JANUARY 15, 2004
VOLUME 1, NO 1
 

In codes of ethics, is less still more?

Britain's mammoth medical ethics tract has just
been unleashed on the world -- how does
Canada's code stack up?

You've got two patients, a brother and sister, who don't speak to each other. The brother is diagnosed with a familial disease, colon cancer, but he won't let you tell his sister. And because he can't stand her he won't tell her either. What do you do?

For a start, you won't go looking for the answer in the Canadian Medical Association's (CMA) Code of Ethics. The three and a half page document simply doesn't go into that kind of detail--but should it?

The Code is currently being revised, but according to Dr Jeff Blackmer, CMA's Executive Director for ethics, there are no plans to expand it. By contrast, the recent revision of the British Medical Association's (BMA) code has just been released, and compared to the Canadian version, it's a whopper.

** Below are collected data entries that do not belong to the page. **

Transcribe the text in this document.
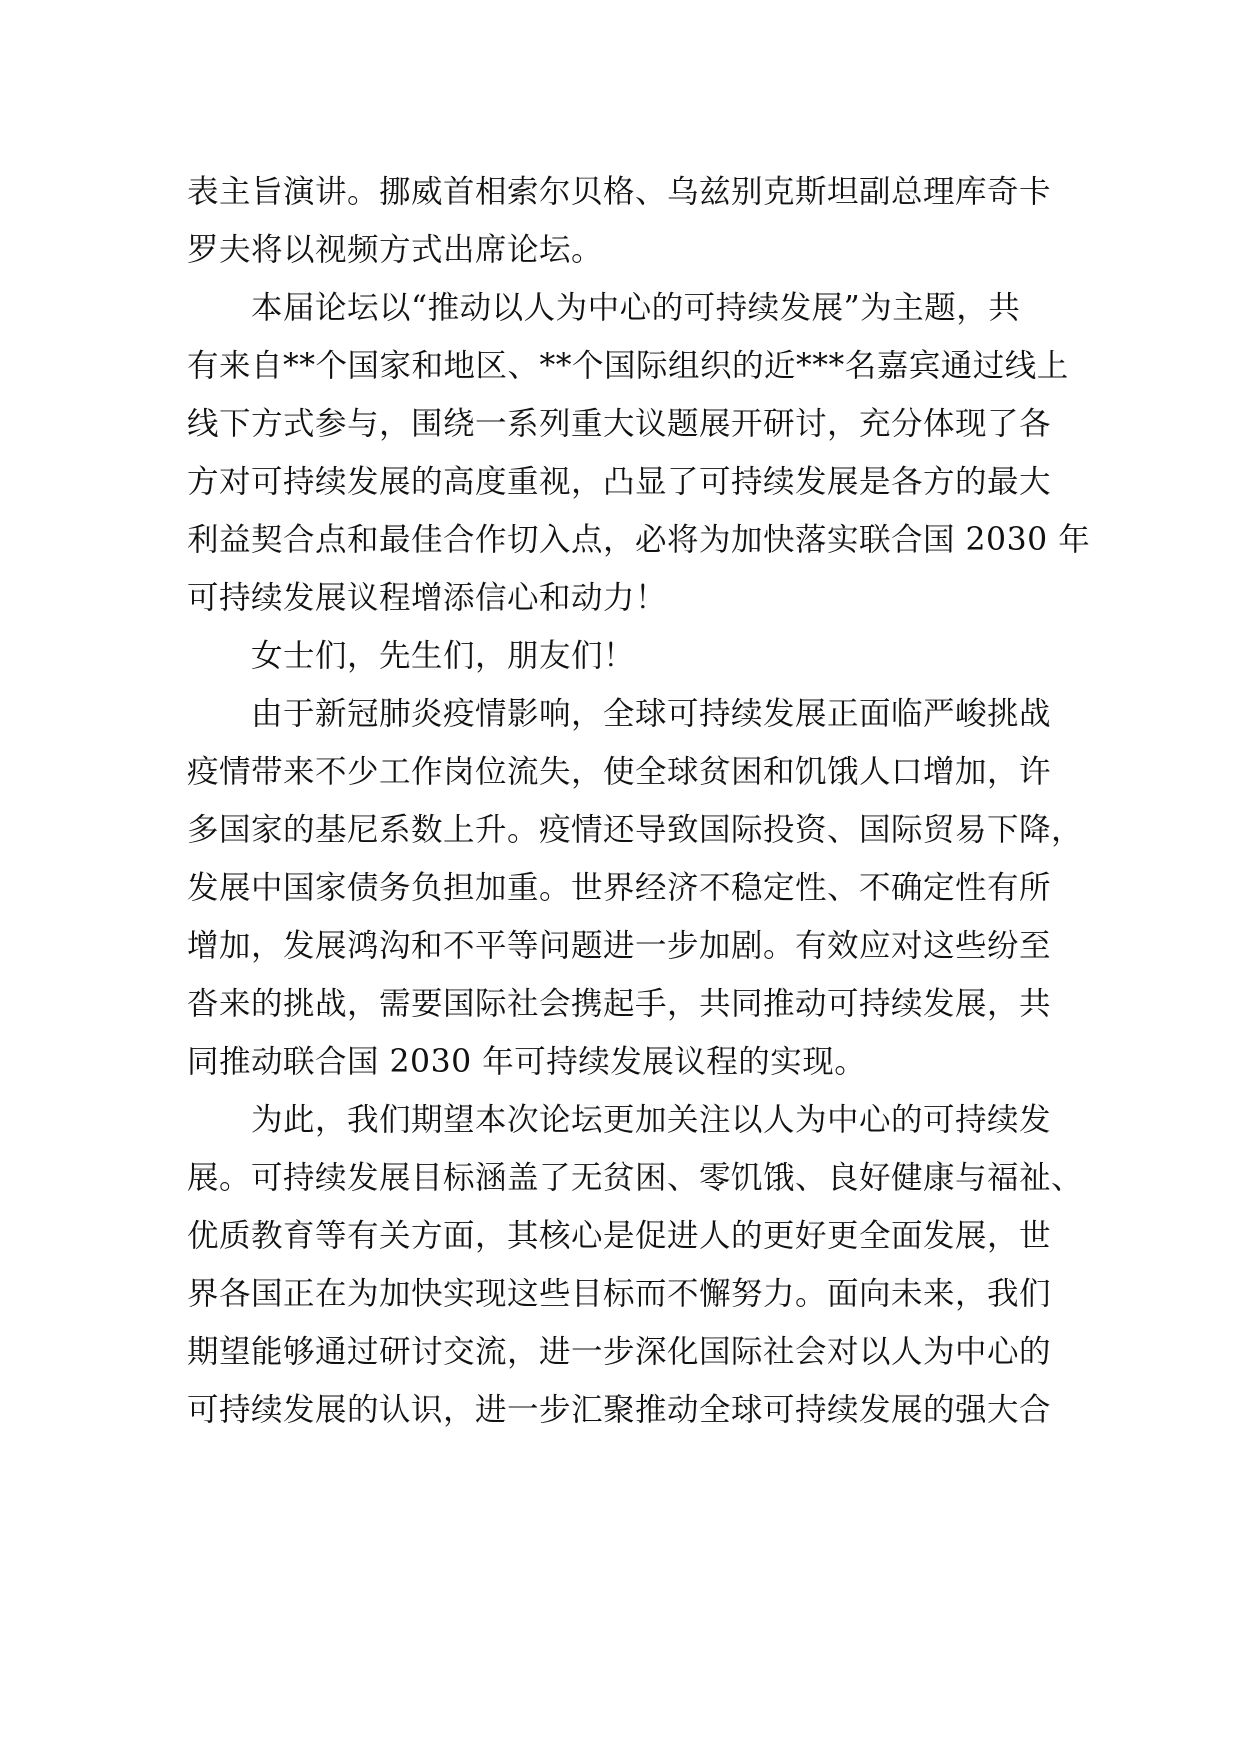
表主旨演讲。挪威首相索尔贝格、乌兹别克斯坦副总理库奇卡
罗夫将以视频方式出席论坛。
本届论坛以“推动以人为中心的可持续发展”为主题，共
有来自**个国家和地区、**个国际组织的近***名嘉宾通过线上
线下方式参与，围绕一系列重大议题展开研讨，充分体现了各
方对可持续发展的高度重视，凸显了可持续发展是各方的最大
利益契合点和最佳合作切入点，必将为加快落实联合国 2030 年
可持续发展议程增添信心和动力！
女士们，先生们，朋友们！
由于新冠肺炎疫情影响，全球可持续发展正面临严峻挑战
疫情带来不少工作岗位流失，使全球贫困和饥饿人口增加，许
多国家的基尼系数上升。疫情还导致国际投资、国际贸易下降，
发展中国家债务负担加重。世界经济不稳定性、不确定性有所
增加，发展鸿沟和不平等问题进一步加剧。有效应对这些纷至
沓来的挑战，需要国际社会携起手，共同推动可持续发展，共
同推动联合国 2030 年可持续发展议程的实现。
为此，我们期望本次论坛更加关注以人为中心的可持续发
展。可持续发展目标涵盖了无贫困、零饥饿、良好健康与福祉、
优质教育等有关方面，其核心是促进人的更好更全面发展，世
界各国正在为加快实现这些目标而不懈努力。面向未来，我们
期望能够通过研讨交流，进一步深化国际社会对以人为中心的
可持续发展的认识，进一步汇聚推动全球可持续发展的强大合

Weighing in at 848 pages, the BMA code dwarfs the Canadian one. The sheer size difference between the two can't just be down to British hot air and Canadian modesty. The size of the documents reveals almost as much about their philosophies as the content does.

Our approach
The Canadian version is resolutely generalist --"The Code is not, and cannot be, exhaustive," declares the preamble. Meanwhile, the BMA document --doorstop may be more apt --brings together all the decisions of the ethics committee and also cites examples from the legal code and case studies to illustrate each point. Their stated aims are to be as practical and hands-on as possible and to try to "look ahead to identify future ethical dilemmas and begin the process of review and critical analysis in order to produce guidance and direction that is ethically robust." The CMA Code is determined to avoid this kind of crystal ball gazing.

Because of its commitment to generality the CMA Code necessarily leaves out many important issues that plague today's doctors. Dr Nuala Kenny, a Dalhousie bioethicist, made the point in an editorial about the last revision in 1996, that it "fails to address issues such as peer review and conflict of interest. It is deafeningly silent on both abortion and euthanasia. In view of these limitations, the Code must be seen as an important but unfinished reflection on the essence of being a good physician."

Again, the BMA document has it all covered; it touches on all the issues cited by Dr Kenny, spending 10 pages on abortion and 19 pages on euthanasia.

Behind the times?
Is it possible that Canada simply hasn't caught up with the changing tide of medical ethics? Possibly. The trend away from paternalism and toward patient autonomy is gradually being incorporated into CMA doctrine, but it hasn't quite made it into the Code. This is reflected in its brevity and philosophy --not too "in your face", not trying to cover all the angles before the doctor gets a chance to exercise his or her moral muscle.

All the same, Dr Kenny's gripes still stand. The draft of the revised Code, available on the CMA website, removes the only mention of issues like abortion and euthanasia -- and that was only a line telling people they were covered in separate policy documents.

Dr Kenny has seen the proposed revision. "My main concern is that the revision looks more and more like a minimalist list of 'dos and don'ts' and would benefit from a richer elaboration of the key values and principles that a Canadian physician or surgeon should aspire to and which we believe the public expects," she says.

But can these sorts of complexities be dealt with in an ethics code? Dr Blackmer isn't sure it's necessary, or desirable. "Our Code is a general guideline," he says, "and I don't think most doctors would like it if we tried to dictate every aspect of their clinical practice."

Dr Steve Blitzer, an Ontario GP, agrees. "I think I'm naturally ethical and don't need to be told what to do," he says. "I'd worry that a guidebook that long would have too restrictive a purpose, trying to restrict or control my day-to-day activities."

So what about the feuding brother and sister case we started with? Dr Blitzer is their doctor and when he decided he didn't want to go it alone he sought the advice of the Ontario Medical Association. "Basically they told me I was stuck," says Dr Blitzer. "I can't tell the sister. But what I should do is try to find another reason to tell her to go get tested."

It's solid advice, but could it have been simpler if it had been built into a code that Dr Blitzer could pull off the shelf and run with?

The CMA says no--and so does Dr Blitzer. He doesn't have a problem with the current system. "When I have a problem, usually I just call them," he says.

And though he deals with ethical dilemmas all the time, he doesn't get too hot under the collar about the finer points of the code itself. And what would he say if a British-style code landed on his doorstep?

"If there was an 800-page code of ethics, I don't know whether I would laugh or cry first," he says. "It's a joke if someone thinks I have time to read 800 pages."

Come to think of it, maybe a three and a half page Code is just what the doctor ordered --but better keep that CMA number on the speed dial, just in case.